(279f) From Quantum Chemistry to Diesel Injector Deposits: Revisiting Liquid Phase Oxidation

Liquid phase oxidation of hydrocarbons has been the subject of experimental and theoretical investigations for over 75 years owing to its applications in many areas of practical importance.¹Although the chemical identity of primary and secondary products of liquid phase oxidation are well established, elementary reactions leading to their formation and consumption are known for only a few. Understandably, kinetic modeling of these processes is challenging and requires tracking thousands of intermediates and reactions. The commonly accepted paradigm in the literature has been to build models manually, often lumping isomers and skipping reaction intermediates to keep them tractable. While these methods may help reproduce experimental observations, their predictive capability is unclear. Moreover, with this approach, mechanistic insight is not easily transferable from one system to another.

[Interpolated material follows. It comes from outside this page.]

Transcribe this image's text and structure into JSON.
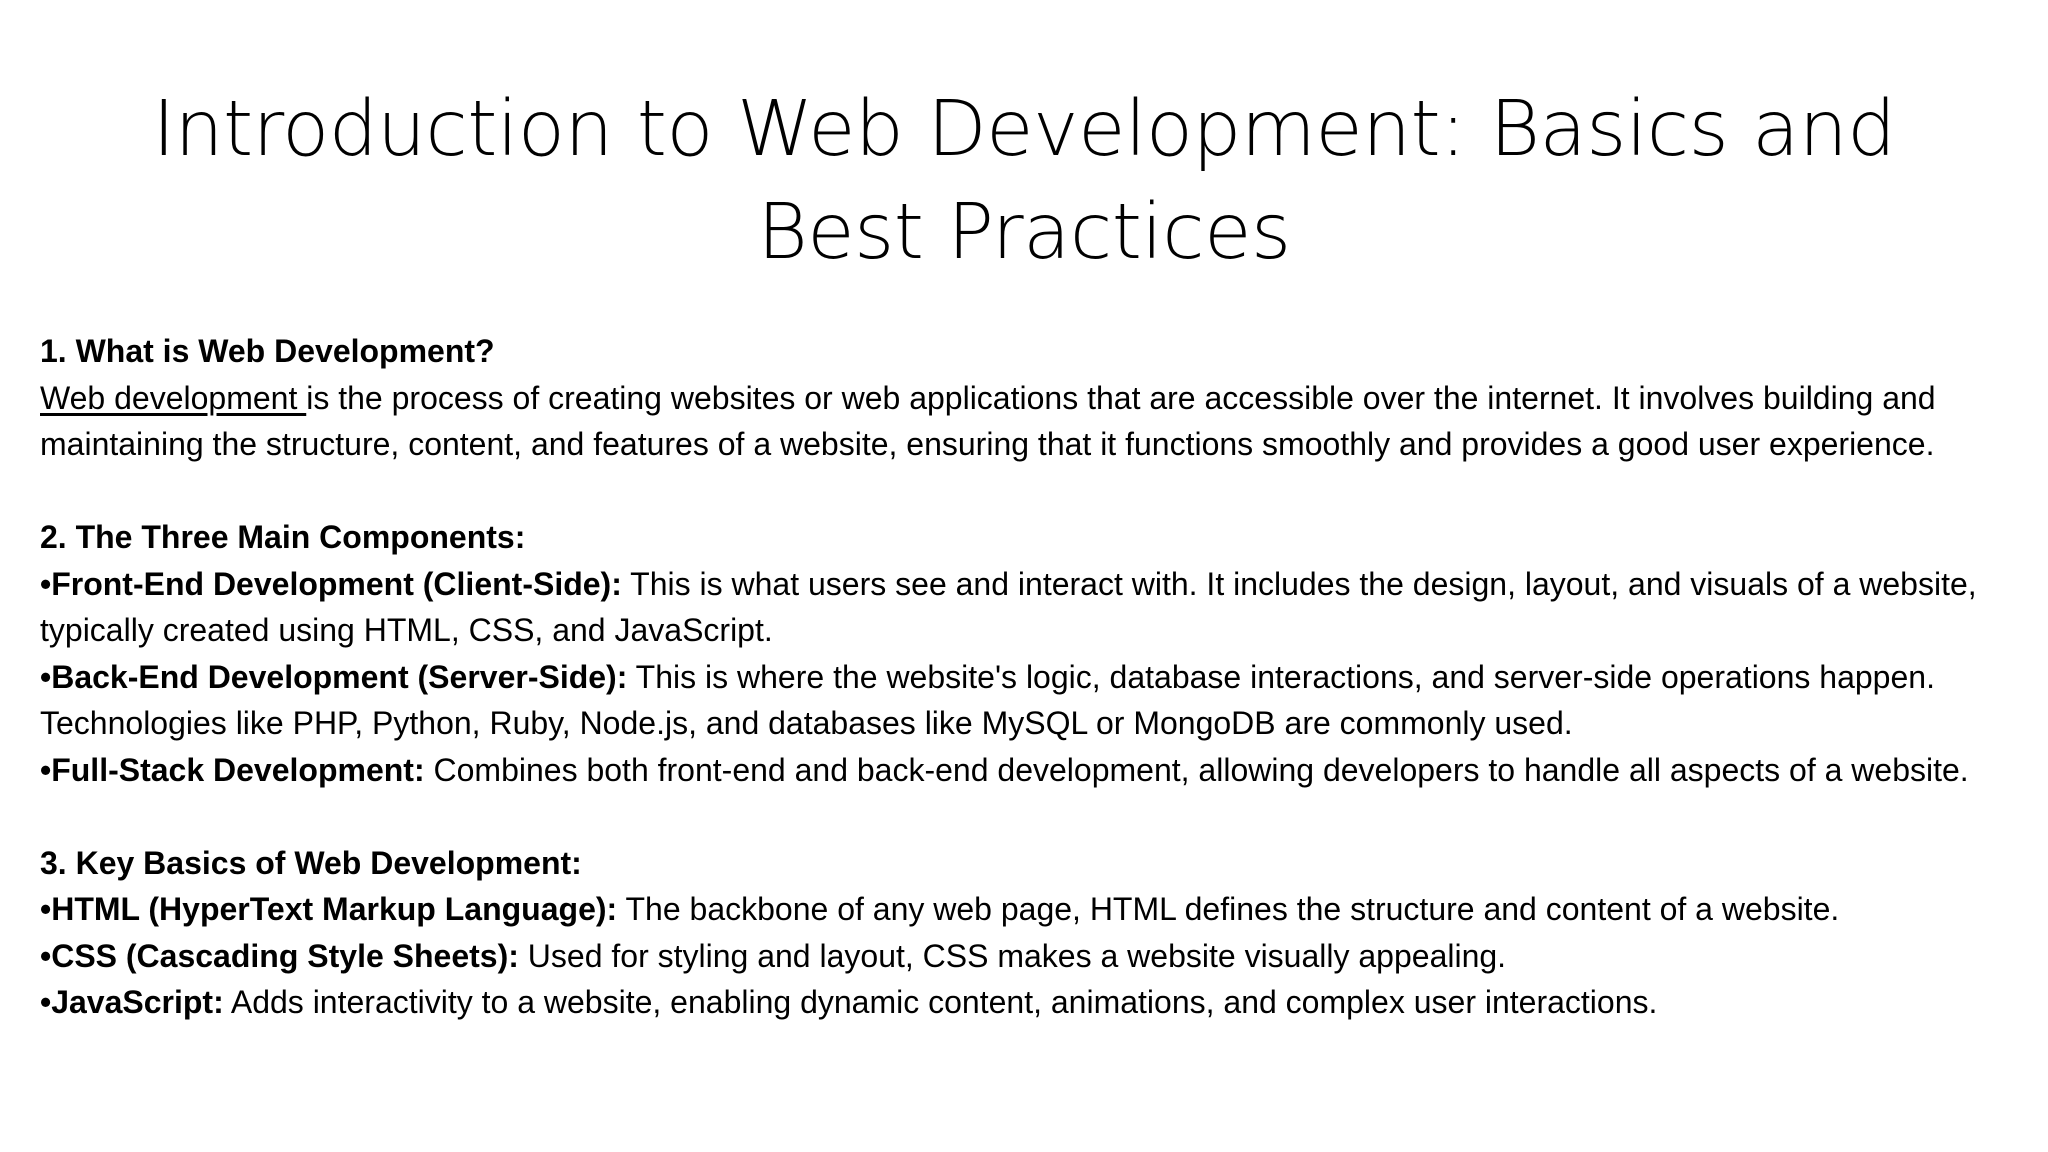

The experiments performed by Korcek and co-workers^2-6 over 30 years ago remain the most detailed analysis of primary and secondary oxidation products resulting from the liquid phase oxidation of long chain alkanes. Through the use of complex analytical techniques, Korcek et al.quantified the yields of primary products like mono-, keto- and di-hydroperoxides. Through thermal decomposition experiments they also hypothesized that ketohydroperoxides were precursors to the formation of carboxylic acids and methyl ketones which are the main secondary products. No detailed kinetic models have been reported to quantitatively explain these experiments. Furthermore, the new pathways for carboxylic acids and methyl ketones that were hypothesized have remained largely ignored in the literature.

In this work, we combine computational chemistry and automated kinetic modeling tools to model the chemistry of liquid phase oxidation. We provide theoretical evidence for pathways leading from the ketohydroperoxide to carboxylic acids and carbonyl compounds via cyclic peroxide intermediates, confirming Korcek’s hypothesis. Next, we incorporate this and other relevant pathways in a detailed kinetic model built automatically using the Reaction Mechanism Generator (RMG) software⁷ to explain product yields observed by Korcek et al. The RMG approach significantly improves the efficiency of kinetic modeling for such large molecules but may require user-guidance in certain cases. Recent efforts at incorporating solvent effects into RMG will also be briefly discussed.⁸Finally, we demonstrate the application of these chemistry and kinetic modeling tools to understand the origin of oxidative deposits formed in diesel injectors using a multi-scale approach incorporating kinetics, transport and phase separation.

References

(1)        Denisov, E. T.; Afanas'ev, I. B. Oxidation and Antioxidants in Organic Chemistry and Biology; CRC Press, 2005.

(2)        Hamilton, E. J.; Korcek, S.; Mahoney, L. R.; Zinbo, M. Int J Chem Kinet 1980, 12, 577.

(3)        Jensen, R. K.; Korcek, S.; Mahoney, L. R.; Zinbo, M. J Am Chem Soc 1979, 101, 7574.

(4)        Jensen, R. K.; Korcek, S.; Mahoney, L. R.; Zinbo, M. J Am Chem Soc 1981, 103, 1742.

(5)        Jensen, R. K.; Korcek, S.; Zinbo, M.; Johnson, M. D. Int J Chem Kinet 1990, 22, 1095.

(6)        Jensen, R. K.; Zinbo, M.; Korcek, S. Journal of Chromatographic Science 1983, 21, 394.

(7)        William H. Green, Joshua W. Allen, Robert W. Ashcraft, Gregory J. Beran, Caleb A. Class, Connie Gao, C. Franklin Goldsmith, Michael R. Harper, Amrit Jalan, Gregory R. Magoon, David M. Matheu, Shamel S. Merchant, Jeffrey D. Mo, Sarah Petway, Sumathy Raman, Sandeep Sharma, Jing Song, Kevin M. Van Geem, John Wen, Richard H. West, Andrew Wong, Hsi-Wu Wong, Paul E. Yelvington, Joanna Yu; “RMG - Reaction Mechanism Generator v3.3”, 2011, http://rmg.sourceforge.net/

(8)        Jalan, A.; West, R. H.; Green, W. H. In AIChE Annual MeetingMinneapolis, MN, USA, 2011.